In Paris, where day drinking is encouraged and a tote bag is incomplete without a fresh baguette sticking out of it, you take the availability of an everyday, local bistro for granted. But here in Sydney, finding a good, mid-week steak frites is much harder work, with French food generally falling into the ‘special occasion’ basket.
Potts Point’s Bistro Rex is setting out to change this. Occupying the old Commonwealth Bank site on MacLeay Street, this copper-clad, honeycomb-tiled 120-seater is more ambitious than your average local, but no less neighbourly.
Chefs Jo Ward (ex-Bloodwood, Vincent) and Michelle Powell (Folonomo) have taken a solid line-up of bistro classics and given them a lighter, more Mediterranean spin. At Rex, butter and cream-based sauces are often swapped for olive oil and citrusy dressings. You’ll see things like cauliflower rice and plenty of leafy vegetarian sides on the single-page menu — a move that caters to the palate of Inner East regulars, some of whom return as many as five nights a week, we’re told. But old school bistro fans can still get their steak tartare fix accompanied by dark malt crackers or a slice of porcelain smooth chicken liver parfait topped with sweet and sour jelly cubes, instead of the usual sauternes jelly.
An entree of pissaladiere will carry you to Nice on a rustic, caramelised onion tart. It’s traditionally made with a pizza dough, but recreated here with a housemade puff pastry. The result is a crisp, buttery ode to the everyday magic of slow-cooked onion, brought to life by the intense saltiness of black olives and anchovy. From further along the Mediterranean is the spanner crab raviolo. Served in a tangy sorrel butter, the single, oversized al dente parcel is plump with scallop mousse and freshly picked crab meat and the subtle sweetness from the seafood shines through, thanks to the perfect pasta to filling ratio.
Ward delivers on the veggo front, too. Her training with Adelaide’s legendary chef Cheong Liew (The Grange) means a main of crispy turnip cake has the DNA of something you’d find at yum cha, but the rice flour-battered dough is served on a bed of earthy onion soubise (puree), lifted by a medley of mushrooms in a pickled ginger dressing.
No bistro meal is complete, however, without the classic steak frites. At $39, you get a well-seasoned Angus blend sirloin, served straight from the grill with a dollop of Cafe de Paris butter. We order ours rare, which is exactly how it arrives. The steak comes blushing and pre-sliced — a good idea, since you’ll want as much of that golden, zesty sauce to coat it on all sides. Dip your (slightly blond) chips into the pool of butter and meat juices and you’ll see why the kitchen goes through 300 of these bad boys a week.

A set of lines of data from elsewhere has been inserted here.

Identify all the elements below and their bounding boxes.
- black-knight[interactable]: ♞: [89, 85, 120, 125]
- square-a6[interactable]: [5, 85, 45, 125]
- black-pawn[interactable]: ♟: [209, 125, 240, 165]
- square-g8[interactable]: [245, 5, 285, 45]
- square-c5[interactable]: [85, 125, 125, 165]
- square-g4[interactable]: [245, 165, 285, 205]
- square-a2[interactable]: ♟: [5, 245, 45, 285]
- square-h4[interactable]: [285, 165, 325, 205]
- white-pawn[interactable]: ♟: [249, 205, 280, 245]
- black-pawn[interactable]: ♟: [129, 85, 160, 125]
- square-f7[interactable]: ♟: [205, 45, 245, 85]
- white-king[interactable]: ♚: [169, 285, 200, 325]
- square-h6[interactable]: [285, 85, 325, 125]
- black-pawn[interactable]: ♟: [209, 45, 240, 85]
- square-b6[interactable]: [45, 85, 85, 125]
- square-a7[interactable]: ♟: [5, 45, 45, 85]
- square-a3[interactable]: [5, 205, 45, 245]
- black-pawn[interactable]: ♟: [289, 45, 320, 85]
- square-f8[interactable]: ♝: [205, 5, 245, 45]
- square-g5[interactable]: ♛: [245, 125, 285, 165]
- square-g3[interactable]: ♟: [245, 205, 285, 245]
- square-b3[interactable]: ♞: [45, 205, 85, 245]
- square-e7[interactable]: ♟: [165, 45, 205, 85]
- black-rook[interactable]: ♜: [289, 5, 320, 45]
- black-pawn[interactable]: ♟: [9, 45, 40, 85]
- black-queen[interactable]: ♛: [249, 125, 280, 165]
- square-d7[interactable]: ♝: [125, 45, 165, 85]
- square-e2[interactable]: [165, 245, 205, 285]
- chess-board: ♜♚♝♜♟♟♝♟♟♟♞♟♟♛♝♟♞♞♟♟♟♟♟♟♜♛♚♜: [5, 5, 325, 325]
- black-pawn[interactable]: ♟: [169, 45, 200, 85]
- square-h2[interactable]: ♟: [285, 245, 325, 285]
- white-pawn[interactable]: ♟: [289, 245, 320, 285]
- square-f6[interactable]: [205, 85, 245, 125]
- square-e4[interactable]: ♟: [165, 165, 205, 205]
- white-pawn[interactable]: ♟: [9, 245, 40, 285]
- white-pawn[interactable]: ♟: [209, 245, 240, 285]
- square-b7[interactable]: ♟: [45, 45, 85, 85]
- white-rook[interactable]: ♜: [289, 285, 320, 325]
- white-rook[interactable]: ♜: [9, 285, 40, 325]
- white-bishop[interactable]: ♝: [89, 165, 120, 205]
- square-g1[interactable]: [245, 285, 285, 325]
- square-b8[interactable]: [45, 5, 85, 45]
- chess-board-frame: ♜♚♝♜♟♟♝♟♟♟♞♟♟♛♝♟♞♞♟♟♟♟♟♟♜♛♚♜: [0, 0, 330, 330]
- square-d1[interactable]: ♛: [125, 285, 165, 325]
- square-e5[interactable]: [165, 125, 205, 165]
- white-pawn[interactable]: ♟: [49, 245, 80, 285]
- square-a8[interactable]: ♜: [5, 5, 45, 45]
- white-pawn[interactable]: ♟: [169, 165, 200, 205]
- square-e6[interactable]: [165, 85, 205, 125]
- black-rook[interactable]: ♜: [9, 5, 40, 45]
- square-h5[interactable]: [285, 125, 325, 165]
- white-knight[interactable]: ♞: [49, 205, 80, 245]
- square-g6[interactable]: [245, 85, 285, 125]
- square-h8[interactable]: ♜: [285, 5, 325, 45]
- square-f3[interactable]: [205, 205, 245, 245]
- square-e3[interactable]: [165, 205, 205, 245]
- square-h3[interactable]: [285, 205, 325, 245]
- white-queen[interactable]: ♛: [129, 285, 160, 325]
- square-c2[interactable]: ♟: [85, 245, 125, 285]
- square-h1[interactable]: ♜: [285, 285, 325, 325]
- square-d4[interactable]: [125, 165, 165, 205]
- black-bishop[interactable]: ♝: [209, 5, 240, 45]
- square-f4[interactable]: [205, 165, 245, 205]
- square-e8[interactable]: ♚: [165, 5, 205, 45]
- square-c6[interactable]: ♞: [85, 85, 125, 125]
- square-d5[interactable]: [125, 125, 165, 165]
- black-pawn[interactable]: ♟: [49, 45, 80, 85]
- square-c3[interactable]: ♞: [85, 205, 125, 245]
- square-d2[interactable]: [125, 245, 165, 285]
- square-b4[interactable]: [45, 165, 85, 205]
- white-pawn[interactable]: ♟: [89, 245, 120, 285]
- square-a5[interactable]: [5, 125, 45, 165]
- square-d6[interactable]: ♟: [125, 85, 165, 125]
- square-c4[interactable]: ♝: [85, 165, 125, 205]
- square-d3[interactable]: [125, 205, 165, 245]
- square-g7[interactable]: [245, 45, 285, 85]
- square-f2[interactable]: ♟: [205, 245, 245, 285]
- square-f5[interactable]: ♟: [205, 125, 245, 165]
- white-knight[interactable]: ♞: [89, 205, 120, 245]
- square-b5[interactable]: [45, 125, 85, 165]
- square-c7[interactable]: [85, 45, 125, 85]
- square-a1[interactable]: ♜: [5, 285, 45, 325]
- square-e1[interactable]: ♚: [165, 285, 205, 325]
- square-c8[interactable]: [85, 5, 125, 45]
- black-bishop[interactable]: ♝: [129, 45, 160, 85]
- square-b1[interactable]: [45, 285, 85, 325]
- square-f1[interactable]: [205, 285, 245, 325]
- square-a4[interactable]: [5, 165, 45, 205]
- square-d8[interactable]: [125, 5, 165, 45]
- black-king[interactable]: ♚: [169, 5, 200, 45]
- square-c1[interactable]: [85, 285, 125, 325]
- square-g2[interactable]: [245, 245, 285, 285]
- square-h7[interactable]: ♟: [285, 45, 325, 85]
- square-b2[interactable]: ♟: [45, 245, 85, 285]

The mid-week crowd at Rex has a slightly older, pre-theatre vibe. You get a sense that the slick, knowledgeable team has amassed the kind of return customers that make the caviar de Neuvic on buckwheat blinis ($75) and the 1983 Guigal LaLas ($1200) on the menu seem like reasonable inclusions rather than mere menu braggadocio.
But don’t let these outliers alarm you. General manager and sommelier Josh Dunne has put together a 240-strong, French-focused wine list that has some excellent by the glass and carafe options. A glass of crisp Picpoul from Languedoc start at $11, while a medium weight, smoky Yves Cuilleron syrah from the Rhone Valley is highly drinkable at $13 a pop. Both are what Dunne calls good ‘bistro wine’ — the kind that won’t cost you an arm and a leg after a quiet night out with an very good steak.